Sex becomes one of the items of leisure activity that the knowledgeable consumer of leisure handles with his characteristic skill and detachment. The girl becomes a desirable, indeed an indispensable “Playboy accessory.”
Everything a consumable accessory, including the girl, the bunny, the playmate. This, Cox argued, unveiled a deep, deep problem.
[I]f Christians bear the name of One who was truly man because he was totally for the other, and if it is in him that we know who God is and what human life is for, then we must see in Playboy the latest and slickest episode in humanity’s continuing refusal to be fully human.

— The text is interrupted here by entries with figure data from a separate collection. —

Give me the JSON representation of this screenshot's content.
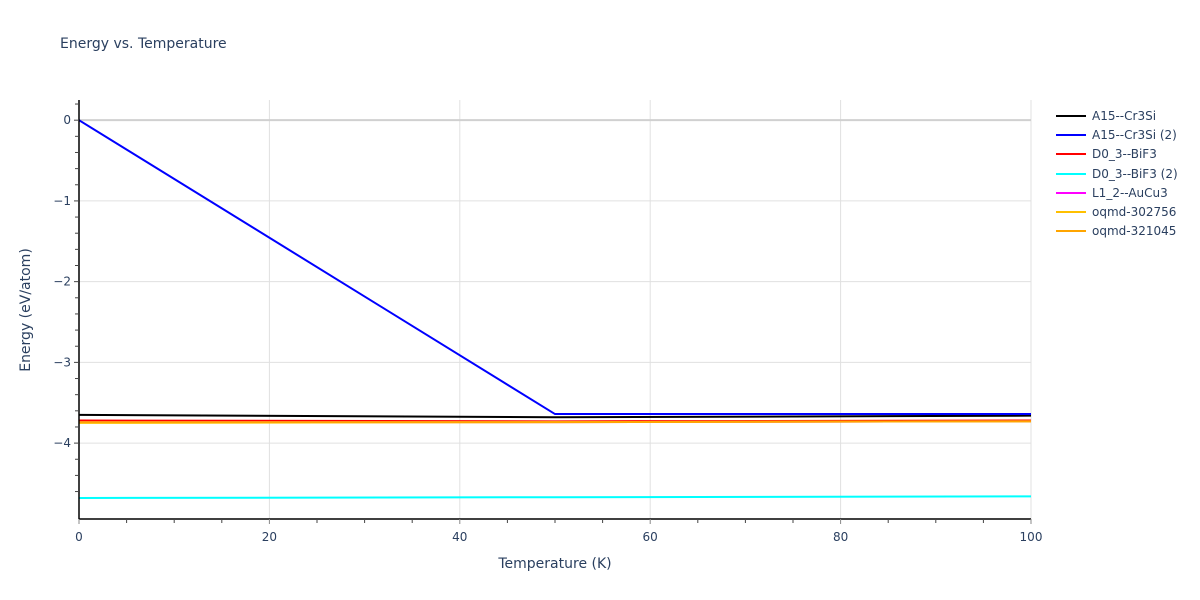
{
  "chart_data": {
    "type": "line",
    "title": "Energy vs. Temperature",
    "xlabel": "Temperature (K)",
    "ylabel": "Energy (eV/atom)",
    "xlim": [
      0,
      100
    ],
    "ylim": [
      -4.94,
      0.25
    ],
    "xticks": [
      0,
      20,
      40,
      60,
      80,
      100
    ],
    "yticks": [
      0,
      -1,
      -2,
      -3,
      -4
    ],
    "xtick_labels": [
      "0",
      "20",
      "40",
      "60",
      "80",
      "100"
    ],
    "ytick_labels": [
      "0",
      "−1",
      "−2",
      "−3",
      "−4"
    ],
    "grid": true,
    "legend_position": "right",
    "series": [
      {
        "name": "A15--Cr3Si",
        "color": "#000000",
        "x": [
          0,
          50,
          100
        ],
        "y": [
          -3.65,
          -3.68,
          -3.66
        ]
      },
      {
        "name": "A15--Cr3Si (2)",
        "color": "#0000ff",
        "x": [
          0,
          50,
          100
        ],
        "y": [
          0.0,
          -3.64,
          -3.64
        ]
      },
      {
        "name": "D0_3--BiF3",
        "color": "#ff0000",
        "x": [
          0,
          50,
          100
        ],
        "y": [
          -3.72,
          -3.73,
          -3.72
        ]
      },
      {
        "name": "D0_3--BiF3 (2)",
        "color": "#00ffff",
        "x": [
          0,
          50,
          100
        ],
        "y": [
          -4.68,
          -4.67,
          -4.66
        ]
      },
      {
        "name": "L1_2--AuCu3",
        "color": "#ff00ff",
        "x": [
          0,
          50,
          100
        ],
        "y": [
          -3.74,
          -3.74,
          -3.73
        ]
      },
      {
        "name": "oqmd-302756",
        "color": "#ffc000",
        "x": [
          0,
          50,
          100
        ],
        "y": [
          -3.75,
          -3.74,
          -3.73
        ]
      },
      {
        "name": "oqmd-321045",
        "color": "#ffa500",
        "x": [
          0,
          50,
          100
        ],
        "y": [
          -3.74,
          -3.74,
          -3.73
        ]
      }
    ]
  }
}
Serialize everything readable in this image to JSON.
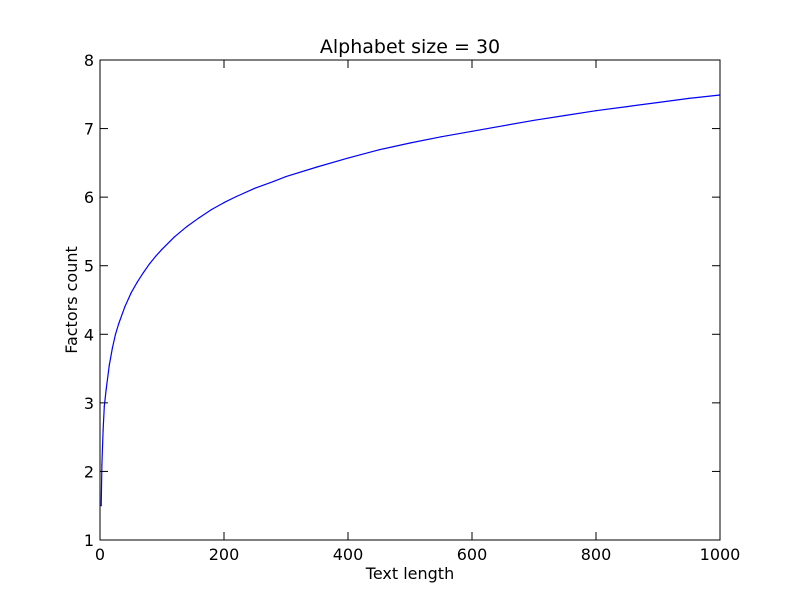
{
  "chart_data": {
    "type": "line",
    "title": "Alphabet size = 30",
    "xlabel": "Text length",
    "ylabel": "Factors count",
    "xlim": [
      0,
      1000
    ],
    "ylim": [
      1,
      8
    ],
    "xticks": [
      "0",
      "200",
      "400",
      "600",
      "800",
      "1000"
    ],
    "yticks": [
      "1",
      "2",
      "3",
      "4",
      "5",
      "6",
      "7",
      "8"
    ],
    "grid": false,
    "series": [
      {
        "color": "#0000ff",
        "x": [
          2,
          3,
          5,
          7,
          10,
          15,
          20,
          25,
          30,
          40,
          50,
          60,
          70,
          80,
          90,
          100,
          120,
          140,
          160,
          180,
          200,
          220,
          250,
          280,
          300,
          350,
          400,
          450,
          500,
          550,
          600,
          650,
          700,
          750,
          800,
          850,
          900,
          950,
          1000
        ],
        "y": [
          1.5,
          2.1,
          2.6,
          2.95,
          3.2,
          3.55,
          3.8,
          4.0,
          4.15,
          4.4,
          4.6,
          4.76,
          4.9,
          5.03,
          5.14,
          5.24,
          5.42,
          5.57,
          5.7,
          5.82,
          5.92,
          6.01,
          6.13,
          6.23,
          6.3,
          6.44,
          6.57,
          6.69,
          6.79,
          6.88,
          6.96,
          7.04,
          7.12,
          7.19,
          7.26,
          7.32,
          7.38,
          7.44,
          7.49
        ]
      }
    ]
  }
}
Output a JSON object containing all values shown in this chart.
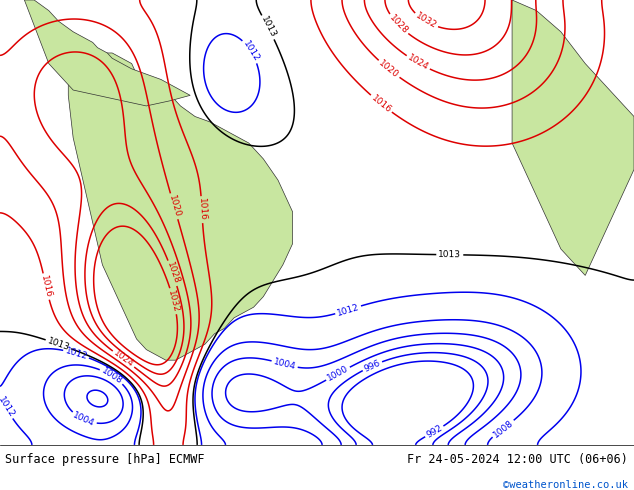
{
  "title_left": "Surface pressure [hPa] ECMWF",
  "title_right": "Fr 24-05-2024 12:00 UTC (06+06)",
  "watermark": "©weatheronline.co.uk",
  "ocean_color": "#e8eef4",
  "land_color": "#c8e6a0",
  "land_edge_color": "#333333",
  "bottom_bar_color": "#e0e0e0",
  "text_color_black": "#000000",
  "text_color_blue": "#0055cc",
  "contour_blue": "#0000ee",
  "contour_red": "#dd0000",
  "contour_black": "#000000",
  "fig_width": 6.34,
  "fig_height": 4.9,
  "dpi": 100
}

It is, Robert Capon would argue, yet another religion based in trying to appease a god that in the end not merely fails us, but actually consumes us… and often those around us.
It is what Jesus is critiquing with his parable of the rich fool. All of that grain, the plans for bigger barns, the “ample goods laid up for many years” allowing the rich man to think only of a life in which he will finally be able to “relax, eat, drink, be merry”—it is nothing. Worse than nothing, it has been his religion of success and riches, and it has diminished his life as a son of the torah. It is the folly that has landed him nowhere.
And then listen again to Jesus’ closing teaching, that “so it is with those who store up treasures for themselves but are not rich towards God.” What that means is being open to what God calls us to be, which also means being open to the community that surrounds us, radically open to relationships in an enriching way, and rich inside in a way that no money can buy. In his lecture that day, part of what Robert Capon was trying to say was that every religion—the “official” ones, but also the ones we create—will always fall short because we can never live up to them. Jesus was not about coming to establish another religion. In fact, his life, death, and resurrection marked the end of religion, because it introduced radical grace. It is not a “religion” in that sense that we are held captive to it, rather it is a way—the Way. And we’re called out on it.